TALLAHASSEE, Fla. - As early as Monday, Senate leaders in Washington could vote to re-authorize extended unemployment benefits, but Florida workers won't receive those benefits unless state law is changed. That's according to Florida AFL-CIO executive director Rich Templin, who says state law currently has an expiration date of June 5 for Floridians to qualify; he's calling on the legislature to fix the problem during next week's special session by dropping that cut-off date.

Templin says that according to the Agency for Workforce Innovation, 35,000 Floridians exhaust their unemployment benefits every week, losing what he calls a vital lifeline.

"It's not just a lifeline for individual workers and their families; it's also a lifeline for communities because every worker who exhausts their unemployment benefit is a lost customer to local business."
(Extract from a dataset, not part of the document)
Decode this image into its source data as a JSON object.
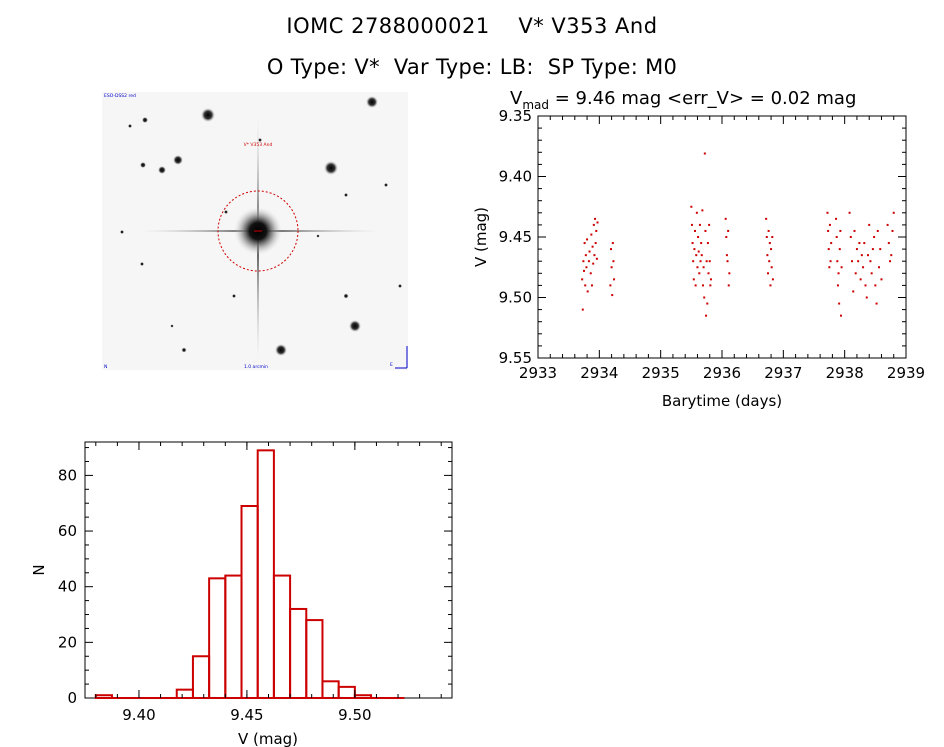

Templin says the unemployment program was built during the Great Depression to give unemployed workers buying power, which helped keep business afloat. He says it's needed now as much as ever.

"We're seeing people unemployed for such a long period of time because the jobs are just not in the marketplace to put them to work."

Templin says every unemployment benefit dollar generates 1.6 dollars in economic activity.

"So, Florida is looking to lose $470 million of economic activity in the state by not extending this program, assuming the federal government acts, which again we have every indication that they will."

The federal law would provide 100 percent of funding for workers who have exhausted regular state benefits, an estimated $290 million. State legislative leaders are waiting to see if Congress approves the extension before they include unemployment benefits in the upcoming special session.